I have to solve this simple boolean function :
$$f_1 * f_2 = (x_1 + x_2) * (!x_1 + x_3)$$
The solution is : $x_1*x_3 + !x_1*x_2$
Can anyone make a step by step solution because after getting :
$$x_1*x_3 + x_2*(!x_1) + x_2*x_3$$
I don't know how to proceed (I got stuck).
Thanks
On
As abiessu says the $x_2*x_3$ term is redundant. But the actual theorem is called consensus. $X Y + \overline X Z + Y Z = X Y + \overline X Z$
$$x_1*x_3 + x_2*\overline x_1 + x_2*x_3$$
Another way of looking at it. Expand term 3 and have it absorbed in the two other terms.
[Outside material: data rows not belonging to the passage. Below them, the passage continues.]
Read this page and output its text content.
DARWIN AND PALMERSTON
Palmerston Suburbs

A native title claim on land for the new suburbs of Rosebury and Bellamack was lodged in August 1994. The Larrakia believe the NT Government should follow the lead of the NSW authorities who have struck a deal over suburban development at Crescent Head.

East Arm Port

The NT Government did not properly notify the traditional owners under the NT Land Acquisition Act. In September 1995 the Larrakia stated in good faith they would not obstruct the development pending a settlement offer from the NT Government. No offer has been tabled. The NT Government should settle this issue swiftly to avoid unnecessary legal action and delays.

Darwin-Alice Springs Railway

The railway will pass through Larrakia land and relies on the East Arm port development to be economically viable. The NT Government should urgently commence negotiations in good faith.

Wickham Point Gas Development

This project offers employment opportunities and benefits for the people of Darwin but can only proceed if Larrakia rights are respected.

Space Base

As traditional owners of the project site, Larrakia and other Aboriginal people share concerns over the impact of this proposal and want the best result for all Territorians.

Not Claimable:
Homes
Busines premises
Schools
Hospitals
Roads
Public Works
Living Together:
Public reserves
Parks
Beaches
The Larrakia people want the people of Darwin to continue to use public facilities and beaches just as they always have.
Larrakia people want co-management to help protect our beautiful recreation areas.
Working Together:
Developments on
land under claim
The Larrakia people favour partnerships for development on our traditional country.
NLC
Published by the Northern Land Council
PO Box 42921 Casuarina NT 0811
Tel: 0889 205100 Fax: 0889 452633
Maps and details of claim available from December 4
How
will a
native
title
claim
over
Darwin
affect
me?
$$x_1*x_3 + x_2*\overline x_1 + x_2*x_3*(\overline x_1 +x_1)$$ $$x_1*x_3 + x_2*\overline x_1 + \overline x_1 *x_2*x_3* +\ x_1*x_2*x_3$$ Look for common terms. $$x_1*x_3 * (1 + x_2) + \overline x_1* x_2 * (1 + x_3)$$ $$x_1*x_3 + \overline x_1* x_2$$
If $x_1$ then you get $x_3+x_2*x_3 = x_3(1+x_2) = x_3$; if $!x_1$ then you get $x_2+x_2*x_3 = x_2(1+x_3) = x_2$. In either case, $x_2*x_3$ is redundant, so it can be discarded from the solution.